In 2013, Africa accounted for one percent of the total trade in cotton and textile business. However, in cotton alone, it accounted for 14 percent.

“We should add value to the raw material to maximize on the returns. For every kilogram of cotton exported, opportunities to increase income, grow economy and create jobs are lost,” says Chief Director for the Textiles, Clothings, Leather and Footwear Business Unit of the Industrial Development Division of the Trade and Industry of South Africa Abisha Tembo.

Tembo says that World Trade Organization (WTO) rules have not helped to improve the fortunes of millions of cotton farmers and cotton manufacturing companies through unbalanced trade practices secretly initiated by the West and Asian nations.

“We need to relook our policies as Africa within our trading blocks, improve our road infrastructure and remove trade barriers so that we can enhance trade activities in the cotton and textile industries to maximize on profits,” says Tembo.

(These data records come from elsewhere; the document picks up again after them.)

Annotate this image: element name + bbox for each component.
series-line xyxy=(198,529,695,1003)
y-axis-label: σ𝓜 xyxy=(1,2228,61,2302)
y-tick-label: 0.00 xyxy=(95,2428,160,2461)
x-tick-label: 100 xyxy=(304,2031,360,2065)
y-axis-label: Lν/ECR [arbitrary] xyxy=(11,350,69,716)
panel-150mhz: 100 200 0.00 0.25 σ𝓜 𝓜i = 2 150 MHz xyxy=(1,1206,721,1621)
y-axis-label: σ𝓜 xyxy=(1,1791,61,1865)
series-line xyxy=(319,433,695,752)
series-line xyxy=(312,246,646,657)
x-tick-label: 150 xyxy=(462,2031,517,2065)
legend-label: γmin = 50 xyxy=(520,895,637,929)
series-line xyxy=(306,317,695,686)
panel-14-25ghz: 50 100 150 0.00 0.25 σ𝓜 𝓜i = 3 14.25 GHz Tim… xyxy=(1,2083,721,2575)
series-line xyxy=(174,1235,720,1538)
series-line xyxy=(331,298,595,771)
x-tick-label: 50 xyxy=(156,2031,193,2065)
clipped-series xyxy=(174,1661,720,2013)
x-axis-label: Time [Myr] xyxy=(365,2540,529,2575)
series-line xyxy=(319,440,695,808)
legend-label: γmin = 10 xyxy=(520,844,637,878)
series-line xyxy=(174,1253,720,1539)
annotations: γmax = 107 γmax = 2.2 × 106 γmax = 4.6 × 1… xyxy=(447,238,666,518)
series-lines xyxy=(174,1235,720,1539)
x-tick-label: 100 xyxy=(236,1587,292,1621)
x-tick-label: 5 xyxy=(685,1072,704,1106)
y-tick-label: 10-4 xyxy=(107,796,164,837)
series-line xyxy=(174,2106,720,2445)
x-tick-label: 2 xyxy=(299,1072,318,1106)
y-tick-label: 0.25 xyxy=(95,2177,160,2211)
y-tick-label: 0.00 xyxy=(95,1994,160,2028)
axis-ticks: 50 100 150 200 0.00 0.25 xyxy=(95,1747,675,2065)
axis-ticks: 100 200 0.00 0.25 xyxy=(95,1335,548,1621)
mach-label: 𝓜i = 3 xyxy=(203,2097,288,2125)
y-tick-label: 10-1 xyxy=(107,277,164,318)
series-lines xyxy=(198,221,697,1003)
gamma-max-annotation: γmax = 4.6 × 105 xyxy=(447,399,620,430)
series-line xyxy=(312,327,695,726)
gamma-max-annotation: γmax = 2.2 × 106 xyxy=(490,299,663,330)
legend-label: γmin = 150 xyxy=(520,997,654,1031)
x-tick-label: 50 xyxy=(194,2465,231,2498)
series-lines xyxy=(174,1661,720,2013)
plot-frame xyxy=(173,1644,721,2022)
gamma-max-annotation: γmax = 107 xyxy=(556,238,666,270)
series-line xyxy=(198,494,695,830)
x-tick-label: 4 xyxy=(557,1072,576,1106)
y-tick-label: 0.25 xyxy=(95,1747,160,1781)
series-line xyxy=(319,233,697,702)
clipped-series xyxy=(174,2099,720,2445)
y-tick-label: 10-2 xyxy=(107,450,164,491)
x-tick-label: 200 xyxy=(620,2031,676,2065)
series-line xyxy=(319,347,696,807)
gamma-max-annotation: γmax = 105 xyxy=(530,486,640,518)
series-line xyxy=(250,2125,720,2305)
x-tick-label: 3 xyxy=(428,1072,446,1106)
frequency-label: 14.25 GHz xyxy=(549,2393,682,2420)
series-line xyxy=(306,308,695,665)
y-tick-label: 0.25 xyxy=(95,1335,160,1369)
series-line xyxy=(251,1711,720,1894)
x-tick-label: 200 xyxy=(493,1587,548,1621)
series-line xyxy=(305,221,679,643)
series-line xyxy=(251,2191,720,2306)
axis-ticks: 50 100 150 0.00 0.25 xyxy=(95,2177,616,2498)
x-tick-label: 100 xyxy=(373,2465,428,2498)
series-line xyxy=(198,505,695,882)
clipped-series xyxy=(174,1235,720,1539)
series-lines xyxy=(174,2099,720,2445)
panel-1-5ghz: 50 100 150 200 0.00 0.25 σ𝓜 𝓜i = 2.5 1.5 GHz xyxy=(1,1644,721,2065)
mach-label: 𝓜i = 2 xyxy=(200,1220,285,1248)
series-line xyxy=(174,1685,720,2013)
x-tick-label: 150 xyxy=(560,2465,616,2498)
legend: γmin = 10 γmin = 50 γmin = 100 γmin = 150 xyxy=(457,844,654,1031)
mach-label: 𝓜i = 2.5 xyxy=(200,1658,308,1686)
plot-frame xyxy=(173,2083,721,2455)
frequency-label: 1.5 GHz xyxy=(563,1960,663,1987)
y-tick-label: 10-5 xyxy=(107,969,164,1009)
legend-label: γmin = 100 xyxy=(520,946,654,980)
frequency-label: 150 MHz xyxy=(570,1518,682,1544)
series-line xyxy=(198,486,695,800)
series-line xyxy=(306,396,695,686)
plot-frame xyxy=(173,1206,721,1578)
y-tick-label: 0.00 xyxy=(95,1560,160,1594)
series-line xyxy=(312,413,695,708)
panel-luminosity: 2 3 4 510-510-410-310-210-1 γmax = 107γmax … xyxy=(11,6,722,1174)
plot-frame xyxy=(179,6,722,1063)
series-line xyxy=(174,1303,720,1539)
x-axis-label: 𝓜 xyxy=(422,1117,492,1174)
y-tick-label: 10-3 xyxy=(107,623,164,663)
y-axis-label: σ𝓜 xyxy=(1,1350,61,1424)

He adds, “The new policies must support Textile firms to trade directly with retailers to reduce costs directed to the consumers, reduce taxes on agribusiness to encourage cotton farming, support modern competent skills to boost production, provide market research statistics and credit facilities to increase capital investments.”

Tembo says that competitors in the cotton and textile business from developed countries have heavily subsidized their products.

“Research done in Africa by all trading blocks and research firms puts blame on our governments. The traders want simple things such as good roads for them to access customers within counties and across the borders,” says Tembo, adding, “African governments are not prepared like West and East states that contacts basic market research and invest in technology, skills and infrastructure to compete effectively.”

East Africa Trade and investment Hub (EATIH) senior policy advisor Bernard Kagira says that the cotton and textile industry demands urgent attention with ample capital and resource investments directed to the sector to encourage cotton farming and textile manufacturing to rapidly increase business activities in the sector and boost returns for farmers, traders and the government. “Local players must invest in adding value and diversify products to meet interests of market segments to overcome market challenges,” says the investment economist Kagira.

Temba adds, “A person who is desperate for an operation does not need average painkillers.  Policy makers who include authorities, consumers, traders and farmers must come together to develop policies that will make them compete effectively or else they will go down.”

United Nations (UN) Economic Commission for Africa David Luke says intra trade of value added products within Africa accounts for 40 percent in the cotton and textile industry.“Develop an SME policy that favours the textile industry, remove non barrier tariffs, create policies to favour Africa,” he says, adding, “The real money is in the brand and retail ….add service value."